Conforme ressalta o sociólogo Michael Löwy, utopias são ideias, representações e teorias que aspiram uma outra realidade, ainda não existente. Sendo assim, as utopias tem uma dimensão crítica e até de negação da ordem social existente, pois são subversivas, podem assumir uma função revolucionária e são imprescindíveis para esperançar os tempos de crise.

Na história renascentista, um dos autores ligados ao conceito de utopia foi o inglês Thomas More (1478-1535). Filho do juiz John More, foi político, filósofo, humanista, diplomata, membro do parlamento inglês e chanceler no reinado de Henrique VIII. Decidido a seguir os passos do pai, formou-se em Direito na Universidade de Oxford e ingressou na vida política. Apesar de seus deveres públicos, foi um escritor influente. Além da Obra Utopia escreveu diversas outras obras dentre elas História de Ricardo III, considerada a primeira obra-prima de historiografia inglesa.

Thomas More pode ser considerado o grande representante inglês do renascimento e foi profundamente influenciado pelo pensamento de Erasmo de Rotterdam. Pode-se dizer que toda a obra de More inseriu-se dentro dos quadros do pensamento renascentista, mais particularmente dentro das coordenadas do Humanismo.

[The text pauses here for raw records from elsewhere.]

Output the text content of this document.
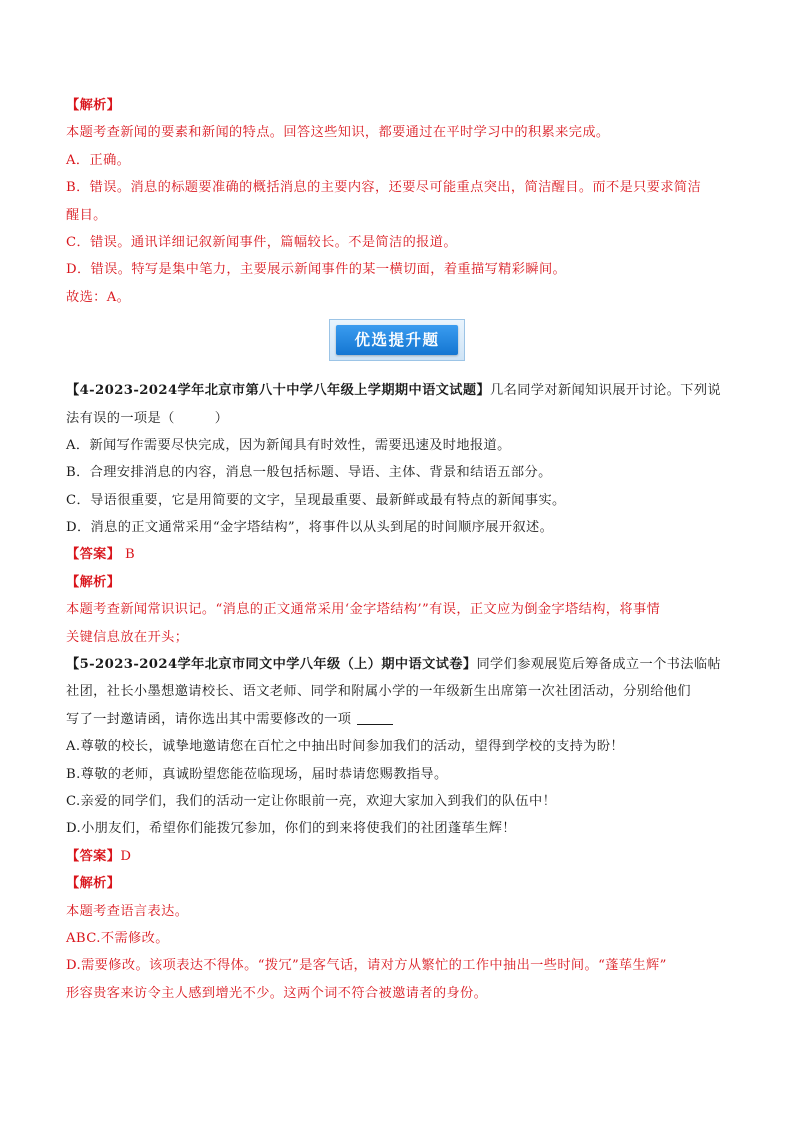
【解析】
本题考查新闻的要素和新闻的特点。回答这些知识，都要通过在平时学习中的积累来完成。
A．正确。
B．错误。消息的标题要准确的概括消息的主要内容，还要尽可能重点突出，简洁醒目。而不是只要求简洁
醒目。
C．错误。通讯详细记叙新闻事件，篇幅较长。不是简洁的报道。
D．错误。特写是集中笔力，主要展示新闻事件的某一横切面，着重描写精彩瞬间。
故选：A。
优选提升题
【4-2023-2024学年北京市第八十中学八年级上学期期中语文试题】几名同学对新闻知识展开讨论。下列说
法有误的一项是（	）
A．新闻写作需要尽快完成，因为新闻具有时效性，需要迅速及时地报道。
B．合理安排消息的内容，消息一般包括标题、导语、主体、背景和结语五部分。
C．导语很重要，它是用简要的文字，呈现最重要、最新鲜或最有特点的新闻事实。
D．消息的正文通常采用“金字塔结构”，将事件以从头到尾的时间顺序展开叙述。
【答案】 B
【解析】
本题考查新闻常识识记。“消息的正文通常采用‘金字塔结构’”有误，正文应为倒金字塔结构，将事情
关键信息放在开头；
【5-2023-2024学年北京市同文中学八年级（上）期中语文试卷】同学们参观展览后筹备成立一个书法临帖
社团，社长小墨想邀请校长、语文老师、同学和附属小学的一年级新生出席第一次社团活动，分别给他们
写了一封邀请函，请你选出其中需要修改的一项
A.尊敬的校长，诚挚地邀请您在百忙之中抽出时间参加我们的活动，望得到学校的支持为盼！
B.尊敬的老师，真诚盼望您能莅临现场，届时恭请您赐教指导。
C.亲爱的同学们，我们的活动一定让你眼前一亮，欢迎大家加入到我们的队伍中！
D.小朋友们，希望你们能拨冗参加，你们的到来将使我们的社团蓬荜生辉！
【答案】D
【解析】
本题考查语言表达。
ABC.不需修改。
D.需要修改。该项表达不得体。“拨冗”是客气话，请对方从繁忙的工作中抽出一些时间。“蓬荜生辉”
形容贵客来访令主人感到增光不少。这两个词不符合被邀请者的身份。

Os humanistas se dispunham a repensar os filósofos antigos, de maneira a integrá-los na concepção cristã da vida.

(Sugiro leitura de crônica escrita a partir de obra Elogio da Loucura, de Erasmo de Rotterdam (1469-1536)): https://www.neipies.com/as-loucuras-de-nosso-tempo/

Descontente com a estrutura econômica vigente na Inglaterra, More escreve a obra Utopia, nome de uma ilha fictícia, na qual é apresentada uma sociedade ideal, sem desemprego, fome, doenças, guerras e intolerância religiosa. No centro de cada quarteirão destas cidades da ilha encontram-se um mercado de coisas necessárias a subsistência, onde são depositados os diferentes produtos necessários para as famílias.

Cada pai de família busca nestes mercados tudo o que necessita para os seus e por isso na Utopia de More não há famintos, indigentes, criminosos.

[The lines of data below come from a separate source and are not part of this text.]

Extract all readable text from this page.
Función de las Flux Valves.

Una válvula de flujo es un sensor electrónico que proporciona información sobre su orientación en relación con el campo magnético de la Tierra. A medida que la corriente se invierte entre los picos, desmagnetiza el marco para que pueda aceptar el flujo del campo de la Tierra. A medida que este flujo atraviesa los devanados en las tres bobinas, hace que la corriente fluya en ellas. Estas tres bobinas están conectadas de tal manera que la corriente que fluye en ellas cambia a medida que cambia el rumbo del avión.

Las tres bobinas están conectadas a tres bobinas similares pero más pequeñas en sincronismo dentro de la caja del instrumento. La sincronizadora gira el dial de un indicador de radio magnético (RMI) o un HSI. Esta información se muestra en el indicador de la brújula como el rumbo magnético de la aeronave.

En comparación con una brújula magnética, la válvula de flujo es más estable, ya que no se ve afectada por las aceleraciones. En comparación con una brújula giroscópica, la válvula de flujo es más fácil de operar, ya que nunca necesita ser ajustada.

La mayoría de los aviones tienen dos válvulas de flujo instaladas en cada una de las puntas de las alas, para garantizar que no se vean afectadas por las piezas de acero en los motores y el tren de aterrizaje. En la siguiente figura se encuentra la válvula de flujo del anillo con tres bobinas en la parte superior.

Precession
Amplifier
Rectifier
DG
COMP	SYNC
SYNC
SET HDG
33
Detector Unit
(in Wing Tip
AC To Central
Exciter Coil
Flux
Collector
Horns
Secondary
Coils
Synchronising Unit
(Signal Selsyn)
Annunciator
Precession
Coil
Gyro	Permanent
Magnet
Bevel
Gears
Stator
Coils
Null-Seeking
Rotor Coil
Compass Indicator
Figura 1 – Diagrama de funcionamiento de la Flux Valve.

Quanto a organização política, a Utopia regula-se por um regime democrático, com um sistema completo de eleição dos magistrados de forma a não permitir o abuso de autoridade. As leis são discutidas amplamente a fim de evitar que sejam injustas e possam dar privilégios a qualquer cidadão. As instituições têm por finalidade impedir, por todos os meios, a possibilidade de os governantes conspirarem contra a liberdade, oprimirem o povo com leis tirânicas ou mudar a forma de governo.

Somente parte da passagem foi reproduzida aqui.